Skye blinked at me in confusion. “What?”
“Please, all you have to do is keep her with you until this is all over,” I said, darting a glance at the large clock on the wall across from us before I looked back at her. It was almost time for us to head out.
Skye looked over at Chan-rin where she sat at a table folding silver strips of paper into stars.
“It will
really
help me concentrate if I don’t have to be worrying about her, too.”
Skye looked back at me, and nodded once. And then she did one of the last things I was expecting—she threw her arms around me and hugged me fiercely. “You bring them home,” she whispered, nearly in tears, into my ear.
“I’ll do everything in my power to make sure they do,” I promised.

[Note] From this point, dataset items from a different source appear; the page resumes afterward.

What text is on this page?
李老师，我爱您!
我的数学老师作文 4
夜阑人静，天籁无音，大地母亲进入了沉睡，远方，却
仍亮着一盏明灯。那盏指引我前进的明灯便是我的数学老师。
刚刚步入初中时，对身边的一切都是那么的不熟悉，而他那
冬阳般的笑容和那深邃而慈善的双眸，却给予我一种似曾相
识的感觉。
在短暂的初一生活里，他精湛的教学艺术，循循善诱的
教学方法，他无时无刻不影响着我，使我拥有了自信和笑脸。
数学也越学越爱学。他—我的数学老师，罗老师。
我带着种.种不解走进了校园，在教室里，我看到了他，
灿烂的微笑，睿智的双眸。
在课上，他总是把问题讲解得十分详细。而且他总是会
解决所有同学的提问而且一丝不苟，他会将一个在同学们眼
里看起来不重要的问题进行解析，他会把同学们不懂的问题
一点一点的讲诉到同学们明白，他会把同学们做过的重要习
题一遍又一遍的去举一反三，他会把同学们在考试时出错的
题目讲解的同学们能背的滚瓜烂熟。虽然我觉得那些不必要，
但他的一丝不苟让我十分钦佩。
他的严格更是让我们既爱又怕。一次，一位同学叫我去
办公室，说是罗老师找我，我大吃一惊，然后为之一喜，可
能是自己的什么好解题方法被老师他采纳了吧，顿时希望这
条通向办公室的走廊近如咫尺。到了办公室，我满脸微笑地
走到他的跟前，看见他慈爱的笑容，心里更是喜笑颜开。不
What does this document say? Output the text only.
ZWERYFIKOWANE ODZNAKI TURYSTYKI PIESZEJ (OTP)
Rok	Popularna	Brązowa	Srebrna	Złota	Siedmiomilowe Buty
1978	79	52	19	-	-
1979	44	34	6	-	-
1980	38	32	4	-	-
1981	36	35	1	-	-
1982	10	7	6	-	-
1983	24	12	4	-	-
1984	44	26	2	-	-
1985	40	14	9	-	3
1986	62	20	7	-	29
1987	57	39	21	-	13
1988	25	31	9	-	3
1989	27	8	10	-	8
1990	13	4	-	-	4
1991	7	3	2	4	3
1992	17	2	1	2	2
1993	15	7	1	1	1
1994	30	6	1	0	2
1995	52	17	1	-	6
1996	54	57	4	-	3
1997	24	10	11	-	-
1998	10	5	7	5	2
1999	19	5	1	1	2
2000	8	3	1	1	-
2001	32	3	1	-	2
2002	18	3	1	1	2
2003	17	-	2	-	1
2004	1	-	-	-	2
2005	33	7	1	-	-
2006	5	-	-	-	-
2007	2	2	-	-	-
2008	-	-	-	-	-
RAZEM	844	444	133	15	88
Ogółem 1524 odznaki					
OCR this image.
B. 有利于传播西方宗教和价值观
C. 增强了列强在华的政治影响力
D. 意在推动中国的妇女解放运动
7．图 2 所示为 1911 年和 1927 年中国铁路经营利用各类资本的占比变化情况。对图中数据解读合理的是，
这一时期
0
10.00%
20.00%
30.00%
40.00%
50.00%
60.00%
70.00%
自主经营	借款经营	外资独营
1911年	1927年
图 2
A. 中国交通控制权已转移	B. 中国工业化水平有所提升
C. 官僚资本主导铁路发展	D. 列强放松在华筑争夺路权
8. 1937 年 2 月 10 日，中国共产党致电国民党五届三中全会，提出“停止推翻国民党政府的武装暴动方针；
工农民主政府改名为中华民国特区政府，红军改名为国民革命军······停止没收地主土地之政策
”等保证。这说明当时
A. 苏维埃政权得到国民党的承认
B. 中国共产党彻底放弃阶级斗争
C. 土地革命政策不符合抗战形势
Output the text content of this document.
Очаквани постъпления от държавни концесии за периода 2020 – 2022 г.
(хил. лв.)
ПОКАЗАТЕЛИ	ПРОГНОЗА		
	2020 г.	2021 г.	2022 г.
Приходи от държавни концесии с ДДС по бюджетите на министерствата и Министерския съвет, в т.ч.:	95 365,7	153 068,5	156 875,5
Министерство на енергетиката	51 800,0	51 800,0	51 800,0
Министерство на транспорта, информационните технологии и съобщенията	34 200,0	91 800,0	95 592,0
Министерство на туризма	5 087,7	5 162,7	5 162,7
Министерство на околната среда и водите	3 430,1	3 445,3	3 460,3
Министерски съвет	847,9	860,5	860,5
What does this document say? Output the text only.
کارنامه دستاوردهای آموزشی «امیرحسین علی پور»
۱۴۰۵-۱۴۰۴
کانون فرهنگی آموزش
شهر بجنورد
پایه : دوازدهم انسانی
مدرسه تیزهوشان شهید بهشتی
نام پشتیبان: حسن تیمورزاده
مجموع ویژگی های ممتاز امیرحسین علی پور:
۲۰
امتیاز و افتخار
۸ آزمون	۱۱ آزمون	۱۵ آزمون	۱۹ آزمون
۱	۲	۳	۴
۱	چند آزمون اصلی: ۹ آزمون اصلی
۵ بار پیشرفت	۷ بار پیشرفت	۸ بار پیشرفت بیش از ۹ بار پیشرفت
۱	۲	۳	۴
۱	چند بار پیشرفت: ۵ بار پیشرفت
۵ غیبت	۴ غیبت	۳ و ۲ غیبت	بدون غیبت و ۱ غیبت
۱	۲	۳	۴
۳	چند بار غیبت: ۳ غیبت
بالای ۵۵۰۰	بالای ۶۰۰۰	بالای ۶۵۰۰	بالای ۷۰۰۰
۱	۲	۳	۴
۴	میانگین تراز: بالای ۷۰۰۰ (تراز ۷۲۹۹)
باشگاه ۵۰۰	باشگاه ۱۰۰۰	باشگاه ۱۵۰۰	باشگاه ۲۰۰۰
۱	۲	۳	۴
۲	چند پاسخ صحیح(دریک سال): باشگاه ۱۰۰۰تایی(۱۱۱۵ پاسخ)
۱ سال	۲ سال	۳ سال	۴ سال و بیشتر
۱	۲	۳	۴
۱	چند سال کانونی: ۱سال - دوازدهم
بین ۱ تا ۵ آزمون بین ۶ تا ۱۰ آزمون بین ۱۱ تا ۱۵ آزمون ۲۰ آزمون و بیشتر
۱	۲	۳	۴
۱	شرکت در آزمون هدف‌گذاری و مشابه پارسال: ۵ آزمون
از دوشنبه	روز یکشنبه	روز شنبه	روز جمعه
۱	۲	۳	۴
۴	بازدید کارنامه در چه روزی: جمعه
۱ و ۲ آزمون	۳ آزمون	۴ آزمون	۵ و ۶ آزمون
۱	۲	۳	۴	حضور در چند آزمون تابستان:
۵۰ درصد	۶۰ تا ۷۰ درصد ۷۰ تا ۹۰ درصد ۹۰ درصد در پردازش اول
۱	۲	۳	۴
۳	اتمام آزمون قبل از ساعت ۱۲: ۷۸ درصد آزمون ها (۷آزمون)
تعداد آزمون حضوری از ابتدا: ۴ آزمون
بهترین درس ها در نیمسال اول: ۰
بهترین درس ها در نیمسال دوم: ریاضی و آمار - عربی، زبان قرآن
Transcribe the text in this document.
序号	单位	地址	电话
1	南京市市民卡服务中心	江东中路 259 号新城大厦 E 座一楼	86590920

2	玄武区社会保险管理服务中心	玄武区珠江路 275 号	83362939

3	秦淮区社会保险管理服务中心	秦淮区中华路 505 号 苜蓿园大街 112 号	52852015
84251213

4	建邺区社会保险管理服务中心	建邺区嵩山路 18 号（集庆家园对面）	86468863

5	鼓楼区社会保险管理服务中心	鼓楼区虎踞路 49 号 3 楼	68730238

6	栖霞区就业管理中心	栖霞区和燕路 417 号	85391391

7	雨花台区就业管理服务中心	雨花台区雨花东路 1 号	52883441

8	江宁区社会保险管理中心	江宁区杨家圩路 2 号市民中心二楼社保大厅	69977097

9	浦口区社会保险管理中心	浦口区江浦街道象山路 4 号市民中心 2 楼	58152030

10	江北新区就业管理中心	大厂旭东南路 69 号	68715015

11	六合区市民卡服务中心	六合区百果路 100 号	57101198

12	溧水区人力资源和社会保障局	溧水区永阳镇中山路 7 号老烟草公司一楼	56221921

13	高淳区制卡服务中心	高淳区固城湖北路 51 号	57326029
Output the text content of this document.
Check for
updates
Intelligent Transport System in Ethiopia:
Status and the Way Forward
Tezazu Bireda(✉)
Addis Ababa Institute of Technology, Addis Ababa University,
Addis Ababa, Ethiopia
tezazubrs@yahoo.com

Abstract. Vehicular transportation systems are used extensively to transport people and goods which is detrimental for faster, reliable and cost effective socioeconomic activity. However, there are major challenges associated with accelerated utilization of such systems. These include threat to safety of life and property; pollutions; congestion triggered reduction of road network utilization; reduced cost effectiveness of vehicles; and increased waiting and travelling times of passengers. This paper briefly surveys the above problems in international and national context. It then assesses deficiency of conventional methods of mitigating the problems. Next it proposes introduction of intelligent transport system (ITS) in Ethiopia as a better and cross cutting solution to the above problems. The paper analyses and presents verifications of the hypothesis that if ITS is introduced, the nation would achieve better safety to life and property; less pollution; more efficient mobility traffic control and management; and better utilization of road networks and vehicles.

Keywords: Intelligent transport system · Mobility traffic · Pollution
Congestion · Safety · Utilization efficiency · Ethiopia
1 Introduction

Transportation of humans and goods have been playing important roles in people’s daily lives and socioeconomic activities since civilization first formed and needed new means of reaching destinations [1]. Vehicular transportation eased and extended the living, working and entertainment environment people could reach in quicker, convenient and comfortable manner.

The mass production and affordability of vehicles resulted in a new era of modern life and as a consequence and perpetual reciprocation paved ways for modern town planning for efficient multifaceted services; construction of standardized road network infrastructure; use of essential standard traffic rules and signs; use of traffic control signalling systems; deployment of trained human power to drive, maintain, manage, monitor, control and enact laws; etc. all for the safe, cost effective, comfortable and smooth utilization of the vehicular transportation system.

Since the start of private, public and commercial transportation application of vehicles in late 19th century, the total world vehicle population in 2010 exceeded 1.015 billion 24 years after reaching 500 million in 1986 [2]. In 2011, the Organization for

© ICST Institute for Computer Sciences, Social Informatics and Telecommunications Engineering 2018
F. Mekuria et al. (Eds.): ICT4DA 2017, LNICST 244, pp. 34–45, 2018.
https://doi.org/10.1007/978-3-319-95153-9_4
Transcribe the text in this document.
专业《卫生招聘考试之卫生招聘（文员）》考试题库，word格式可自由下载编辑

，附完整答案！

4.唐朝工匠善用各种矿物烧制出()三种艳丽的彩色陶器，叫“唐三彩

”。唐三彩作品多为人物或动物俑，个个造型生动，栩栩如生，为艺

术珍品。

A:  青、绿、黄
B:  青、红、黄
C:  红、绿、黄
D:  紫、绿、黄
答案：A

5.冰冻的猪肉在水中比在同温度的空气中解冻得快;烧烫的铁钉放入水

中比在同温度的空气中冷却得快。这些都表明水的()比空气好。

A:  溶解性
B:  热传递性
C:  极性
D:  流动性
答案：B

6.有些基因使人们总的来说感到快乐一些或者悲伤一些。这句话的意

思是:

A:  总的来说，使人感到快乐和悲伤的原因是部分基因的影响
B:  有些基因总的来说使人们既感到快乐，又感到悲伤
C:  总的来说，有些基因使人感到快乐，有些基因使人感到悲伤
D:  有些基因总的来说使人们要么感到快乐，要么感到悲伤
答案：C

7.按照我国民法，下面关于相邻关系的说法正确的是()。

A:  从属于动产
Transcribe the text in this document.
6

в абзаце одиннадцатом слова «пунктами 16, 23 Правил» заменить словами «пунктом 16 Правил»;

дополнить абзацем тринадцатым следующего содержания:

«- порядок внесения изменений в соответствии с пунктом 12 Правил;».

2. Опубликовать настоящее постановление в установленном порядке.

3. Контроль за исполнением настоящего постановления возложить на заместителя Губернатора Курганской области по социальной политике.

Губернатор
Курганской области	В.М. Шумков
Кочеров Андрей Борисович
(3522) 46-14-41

Skye squeezed me a little tighter. “And don’t do something stupid to get yourself killed in the process.” It was such a motherly thing to say that it stung just a bit.
“I’ll do my best,” I said around the lump in my throat.
Skye pulled away, and then narrowed her eyes at me. “And there’s one more thing.”
“Which is?” I asked with an arched eyebrow.
“If you don’t ask that girl to marry you, I will never forgive you.”
I just blinked at her. “What?”
Skye shifted her eyes to either side before she looked back at me. “I know she’s pregnant, and I was under the assumption that it was
yours
.”
I couldn’t help it as my jaw fell open. “How did you—?”
Skye gave me a don’t-be-stupid look.
“Right…of course…um, I was already planning on it,” I babbled as my hand went unconsciously toward the ring in my
haori
pocket. “There just hasn’t been a good time to…”
Skye let out an exhausted sigh, and looked off across the dance floor. “There
never
is. But a bad time is better than never getting a chance to.”
“Where’s your uniform?” I asked Kiskei as I followed him into the elevator on our way down to the garage level. Though I had spent every spare moment I had looking for Parker after I talked to Skye, I hadn’t found her before Kiskei found me.